Students using the kit, titled “Vital Ice,” can scan their section of the “ice core” with a 3D-printed device that the EOC designed, sliding the core along an aluminum track to take readings with a meter. Gathering data as they go, students plot a graph showing patterns in the “ice” data. The brilliance of the kits is that each one in a classroom is different, presenting just one section of about 130 years’ worth of data from the real ice core. So after all of the measurements get made, student groups collaborate to match patterns to known climactic and geological events (such as volcanic eruptions) to assemble the full picture of the glacier’s story. And the findings are striking, Warnock says. Before the mid-20th century there were about 20 major melt events; since then, there have been more than 100! “The kit is not just relevant for Alaska, but for any parks that have glaciers, including Rocky Mountain National Park,” said Courtney Butler, assistant director of the EOC.

EOC glacier kit workshopThis summer, Warnock and Butler traveled to Alaska to test the kit out at a teacher professional development workshop put on by the National Oceanic and Atmospheric Administration that brought together STEM educators and outreach groups from all across Alaska. They also met with local tribal elders, seeking to tie in local cultural relevance to the project.

“The Vital Ice kit was very well-received and generated a lot of excitement,” said Butler. Warnock added that they also got to experience life in Alaska outside of the classroom. “We learned about logistical challenges unique to remote regions of Alaska and how best to address the differences between traditional knowledge and science,” he said.

National Parks science for students

The new kit will join dozens of other classroom activities in the EOC’s lending library, from which teachers can check out a classroom set for free. The goal of the kits is to recreate ongoing scientific research and process in a contained kit that is easy for any teacher to use in their classroom. Most kits have come about by working with CSU faculty members to translate their research into a hands-on, student-friendly activity, such as studying marmot physiology or variations in guppies from Trinidad.
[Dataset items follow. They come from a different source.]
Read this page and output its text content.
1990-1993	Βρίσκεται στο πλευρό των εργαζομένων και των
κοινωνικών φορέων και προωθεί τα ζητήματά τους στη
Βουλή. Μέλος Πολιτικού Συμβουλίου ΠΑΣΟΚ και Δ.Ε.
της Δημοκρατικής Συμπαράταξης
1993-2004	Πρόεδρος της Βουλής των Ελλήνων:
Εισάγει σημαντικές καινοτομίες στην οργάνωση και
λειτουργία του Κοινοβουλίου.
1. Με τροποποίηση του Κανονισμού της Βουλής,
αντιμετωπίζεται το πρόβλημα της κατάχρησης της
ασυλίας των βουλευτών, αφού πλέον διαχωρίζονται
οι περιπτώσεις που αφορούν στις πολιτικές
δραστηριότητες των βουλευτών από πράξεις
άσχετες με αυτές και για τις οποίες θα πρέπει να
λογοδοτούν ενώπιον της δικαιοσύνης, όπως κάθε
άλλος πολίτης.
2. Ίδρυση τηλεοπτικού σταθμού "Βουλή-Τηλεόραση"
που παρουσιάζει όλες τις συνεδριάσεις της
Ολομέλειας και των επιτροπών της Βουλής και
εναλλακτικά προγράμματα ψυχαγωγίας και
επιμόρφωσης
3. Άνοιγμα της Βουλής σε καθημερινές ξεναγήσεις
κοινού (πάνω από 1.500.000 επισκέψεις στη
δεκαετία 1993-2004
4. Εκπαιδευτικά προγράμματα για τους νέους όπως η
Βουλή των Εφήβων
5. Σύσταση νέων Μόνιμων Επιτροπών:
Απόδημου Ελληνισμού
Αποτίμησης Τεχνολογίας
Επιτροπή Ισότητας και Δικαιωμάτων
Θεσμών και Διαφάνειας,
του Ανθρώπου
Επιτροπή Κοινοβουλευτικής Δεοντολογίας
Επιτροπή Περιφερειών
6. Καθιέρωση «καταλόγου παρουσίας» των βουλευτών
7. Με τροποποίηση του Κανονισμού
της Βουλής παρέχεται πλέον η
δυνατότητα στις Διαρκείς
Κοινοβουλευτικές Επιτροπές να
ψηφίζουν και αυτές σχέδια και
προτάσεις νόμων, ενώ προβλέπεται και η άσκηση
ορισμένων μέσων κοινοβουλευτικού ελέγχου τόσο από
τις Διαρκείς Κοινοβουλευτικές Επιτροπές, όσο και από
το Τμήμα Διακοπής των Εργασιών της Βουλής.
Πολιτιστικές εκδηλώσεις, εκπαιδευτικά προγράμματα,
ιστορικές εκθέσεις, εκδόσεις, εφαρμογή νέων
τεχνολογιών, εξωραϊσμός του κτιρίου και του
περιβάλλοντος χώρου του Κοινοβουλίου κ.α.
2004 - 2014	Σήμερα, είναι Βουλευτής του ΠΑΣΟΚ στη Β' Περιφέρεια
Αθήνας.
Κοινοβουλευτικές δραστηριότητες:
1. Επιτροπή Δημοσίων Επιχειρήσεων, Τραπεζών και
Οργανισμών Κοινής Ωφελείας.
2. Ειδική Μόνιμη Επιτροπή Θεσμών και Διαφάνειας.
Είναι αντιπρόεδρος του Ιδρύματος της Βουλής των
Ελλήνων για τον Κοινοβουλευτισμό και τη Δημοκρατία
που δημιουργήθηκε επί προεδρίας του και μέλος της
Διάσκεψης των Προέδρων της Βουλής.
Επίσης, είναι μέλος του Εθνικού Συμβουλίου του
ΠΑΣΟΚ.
The development of this particular project was funded through a partnership with the National Parks Service. “The aim is to get park science into the hands of students – especially from schools that surround National Parks,” Warnock said.

This is the second kit the EOC has developed through the partnership. Previously, they developed a classroom kit around water conservation and saltwater intrusion in Hawaii. They now have hundreds of that kit in National Parks and in Kona schools.

The glacier project was chosen from a pool of 18 different parks that applied to work with CSU and the EOC. “It really came down to the culture piece, which park had the best cultural story,” Butler said. Warnock agreed, noting that “if you want to successfully engage local teachers with local parks, you can’t just do it with science – you have to also include the cultural side,” he said.

When this kit is finalized in the next year, it will be a vital addition in their lending library and the lending programs at Alaskan National parks, especially Denali and Kenai Fjords.